Unlikely Exploits #1: The Fall of Fergal. By Philip Ardagh. Scholastic. $5.99.

     Philip Ardagh is determined to follow up his delightful Eddie Dickens Trilogy with another delightful trilogy – but, at least in this first book, he’s a little too determined.  The Fall of Fergal seems to be trying too hard to be funny, offbeat, morbid and weird, all at the same time.  Among the Eddie Dickens books, the first – A House Called Awful End – was the best, with Dreadful Acts and Terrible Times not quite at the same level.  In this new trilogy, one has to hope that Ardagh will reverse things and get better as he goes along.

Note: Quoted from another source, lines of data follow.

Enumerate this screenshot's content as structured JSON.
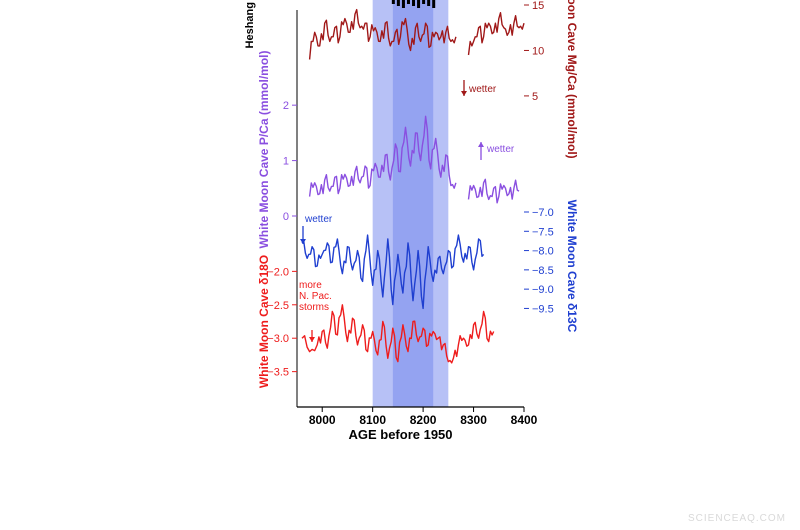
{
  "chart_data": {
    "type": "line",
    "xlabel": "AGE before 1950",
    "xlim": [
      7950,
      8400
    ],
    "x_ticks": [
      "8000",
      "8100",
      "8200",
      "8300",
      "8400"
    ],
    "shaded_intervals": [
      {
        "x_range": [
          8100,
          8250
        ],
        "color": "#aab6f5"
      },
      {
        "x_range": [
          8140,
          8220
        ],
        "color": "#8e9df0"
      }
    ],
    "series": [
      {
        "id": "heshang",
        "ylabel": "Heshang",
        "color": "#000000",
        "x": [
          8140,
          8150,
          8160,
          8170,
          8180,
          8190,
          8200,
          8210,
          8220
        ],
        "y_px_band": "top"
      },
      {
        "id": "mgca",
        "ylabel": "White Moon Cave Mg/Ca (mmol/mol)",
        "color": "#a01818",
        "ylim": [
          4,
          15
        ],
        "y_ticks": [
          "15",
          "10",
          "5"
        ],
        "annotation": "wetter",
        "x": [
          7975,
          7985,
          7995,
          8005,
          8015,
          8025,
          8035,
          8045,
          8055,
          8065,
          8075,
          8085,
          8095,
          8105,
          8115,
          8125,
          8135,
          8145,
          8155,
          8165,
          8175,
          8185,
          8195,
          8205,
          8215,
          8225,
          8235,
          8245,
          8255,
          8265,
          8290,
          8300,
          8310,
          8320,
          8330,
          8340,
          8350,
          8360,
          8370,
          8380,
          8390,
          8400
        ],
        "y": [
          9.0,
          12.0,
          10.5,
          13.0,
          11.0,
          12.5,
          11.5,
          13.5,
          12.0,
          14.0,
          12.5,
          13.0,
          11.5,
          12.5,
          11.0,
          13.0,
          10.5,
          12.0,
          11.5,
          13.5,
          10.0,
          12.5,
          11.0,
          13.0,
          10.5,
          12.0,
          11.5,
          12.0,
          11.0,
          11.5,
          9.5,
          11.0,
          12.5,
          11.5,
          13.0,
          12.0,
          13.5,
          12.5,
          12.0,
          13.0,
          12.5,
          13.0
        ]
      },
      {
        "id": "pca",
        "ylabel": "White Moon Cave P/Ca (mmol/mol)",
        "color": "#8a4fe0",
        "ylim": [
          0,
          2.4
        ],
        "y_ticks": [
          "2",
          "1",
          "0"
        ],
        "annotation": "wetter",
        "x": [
          7975,
          7985,
          7995,
          8005,
          8015,
          8025,
          8035,
          8045,
          8055,
          8065,
          8075,
          8085,
          8095,
          8105,
          8115,
          8125,
          8135,
          8145,
          8155,
          8165,
          8175,
          8185,
          8195,
          8205,
          8215,
          8225,
          8235,
          8245,
          8255,
          8265,
          8290,
          8300,
          8310,
          8320,
          8330,
          8340,
          8350,
          8360,
          8370,
          8380,
          8390
        ],
        "y": [
          0.35,
          0.6,
          0.4,
          0.65,
          0.45,
          0.7,
          0.5,
          0.75,
          0.55,
          0.8,
          0.6,
          0.9,
          0.55,
          0.95,
          0.7,
          1.1,
          0.65,
          1.3,
          0.8,
          1.6,
          0.9,
          1.5,
          1.0,
          1.8,
          0.85,
          1.4,
          0.7,
          1.1,
          0.55,
          0.6,
          0.3,
          0.55,
          0.35,
          0.6,
          0.3,
          0.5,
          0.35,
          0.55,
          0.4,
          0.5,
          0.45
        ]
      },
      {
        "id": "d13c",
        "ylabel": "White Moon Cave δ13C",
        "color": "#1f3fd0",
        "ylim": [
          -9.8,
          -7.0
        ],
        "y_ticks": [
          "-7.0",
          "-7.5",
          "-8.0",
          "-8.5",
          "-9.0",
          "-9.5"
        ],
        "annotation": "wetter",
        "x": [
          7960,
          7970,
          7980,
          7990,
          8000,
          8010,
          8020,
          8030,
          8040,
          8050,
          8060,
          8070,
          8080,
          8090,
          8100,
          8110,
          8120,
          8130,
          8140,
          8150,
          8160,
          8170,
          8180,
          8190,
          8200,
          8210,
          8220,
          8230,
          8240,
          8250,
          8260,
          8270,
          8280,
          8290,
          8300,
          8310,
          8320,
          8340,
          8360,
          8380,
          8400
        ],
        "y": [
          -7.8,
          -8.2,
          -7.9,
          -8.4,
          -8.1,
          -7.8,
          -8.3,
          -7.7,
          -8.6,
          -7.9,
          -8.5,
          -8.0,
          -8.8,
          -7.6,
          -8.9,
          -8.0,
          -9.2,
          -7.7,
          -9.4,
          -8.1,
          -9.1,
          -7.8,
          -9.3,
          -8.0,
          -9.5,
          -7.9,
          -8.8,
          -8.2,
          -8.6,
          -8.0,
          -8.4,
          -7.6,
          -8.3,
          -7.9,
          -8.5,
          -7.7,
          -8.1,
          -7.9,
          -7.8,
          -8.0,
          -7.8
        ]
      },
      {
        "id": "d18o",
        "ylabel": "White Moon Cave δ18O",
        "color": "#ee1c1c",
        "ylim": [
          -3.7,
          -1.8
        ],
        "y_ticks": [
          "-2.0",
          "-2.5",
          "-3.0",
          "-3.5"
        ],
        "annotation": "more N. Pac. storms",
        "x": [
          7960,
          7975,
          7990,
          8000,
          8010,
          8020,
          8030,
          8040,
          8050,
          8060,
          8070,
          8080,
          8090,
          8100,
          8110,
          8120,
          8130,
          8140,
          8150,
          8160,
          8170,
          8180,
          8190,
          8200,
          8210,
          8220,
          8230,
          8240,
          8250,
          8260,
          8270,
          8280,
          8290,
          8300,
          8310,
          8320,
          8330,
          8340,
          8360,
          8380,
          8400
        ],
        "y": [
          -3.0,
          -3.2,
          -3.1,
          -2.9,
          -3.15,
          -2.6,
          -2.95,
          -2.5,
          -3.05,
          -2.7,
          -3.1,
          -2.8,
          -3.2,
          -2.9,
          -3.25,
          -2.75,
          -3.3,
          -2.85,
          -3.35,
          -2.8,
          -3.2,
          -2.75,
          -3.05,
          -2.85,
          -3.1,
          -2.9,
          -3.0,
          -3.1,
          -3.35,
          -3.3,
          -3.1,
          -3.0,
          -3.1,
          -2.8,
          -3.0,
          -2.6,
          -3.05,
          -2.9,
          -2.8,
          -2.7,
          -2.5
        ]
      }
    ]
  },
  "watermark": "SCIENCEAQ.COM"
}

     The Fall of Fergal begins with the fall of Fergal McNally from a 14th-floor window in a hotel.  Fergal is thoroughly smushed, and no, it does not turn out to be a dream or an alternative universe or an imaginary sequence or a video game.  Fergal is well and truly splatted onto the pavement, leaving Ardagh with the task of preventing the rest of the book from being an anticlimax.  He does this by flashing back to the events that led to Fergal being at the window, while occasionally flashing forward to remind us that Fergal really has been removed from the story even though you are reading about him.  It all gets a bit confusing as well as more than a bit morbid, which is fine if you like that sort of thing.

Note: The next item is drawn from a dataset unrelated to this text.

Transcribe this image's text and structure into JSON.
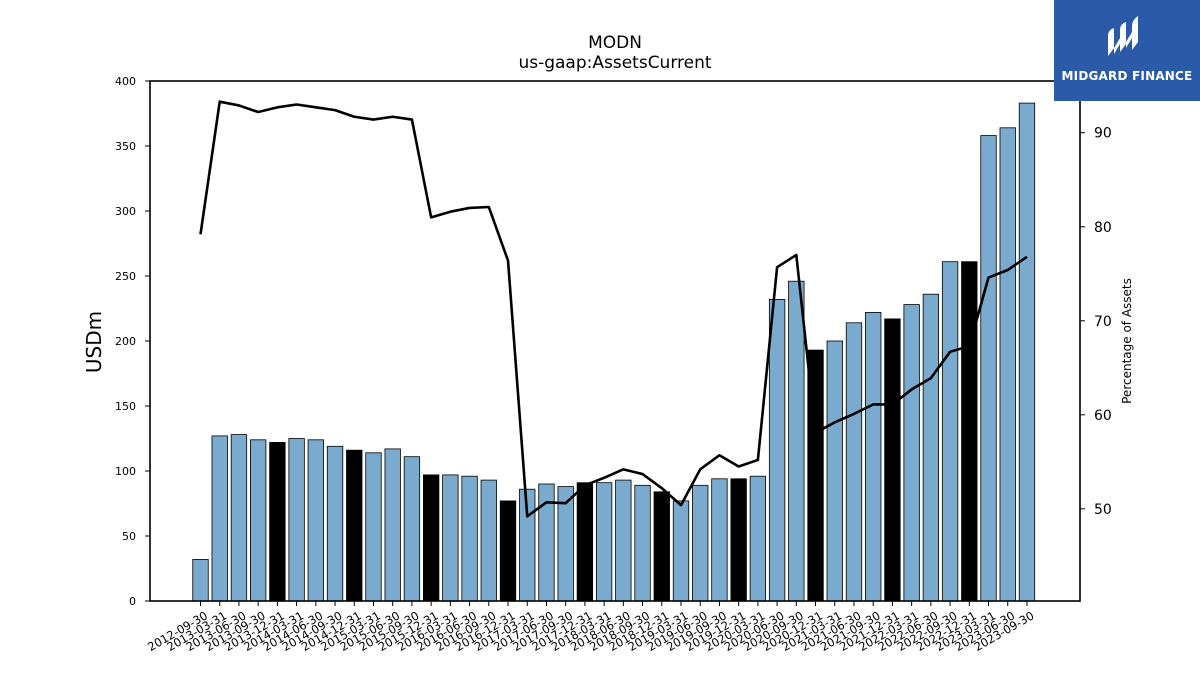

     If you do, you’ll enjoy this story of the McNally family, which is headed by a nasty one-legged father named Rufus McNally – a war hero whose personality disintegrated when he lost his leg.  Actually, the McNally children are under the care of “older older sister Jackie,” who is old enough almost to be her siblings’ mother even though she isn’t, and about whom Ardagh throws in a weird secret toward the end that he says readers should have figured out but that you really can’t unless you read the book back-to-front.

     In this story, Le Fay McNally travels to town to be in the finals of the Tap ‘n’ Type typing competition, and her siblings have to find a way to join her and root for her.  In addition to Jackie and the unfortunate Fergal, the siblings include Albie and Joshua, “almost-identical twins” who travel on a single bus ticket (the family being desperately poor) because “Jackie hoped that if they kept on the move and took it in turns to hide in the loo, the bus driver would think that they were one and the same person.”  Also featured here are a ventriloquist with a large mustache, who turns out to have an important role in the typing competition, and a hotel detective nicknamed Twinkle-Toes who does not have a major role in the competition but has a highly important part in the end-of-book climax (not to be confused with the start-of-book defenestration climax).  There is much self-reference here by Ardagh, who keeps pointing out how witty he is instead of just going and being witty as in some of his other books.  Still, The Fall of Fergal is fun in many spots (not bloodspots), and perhaps later books in the trilogy will rise a bit higher.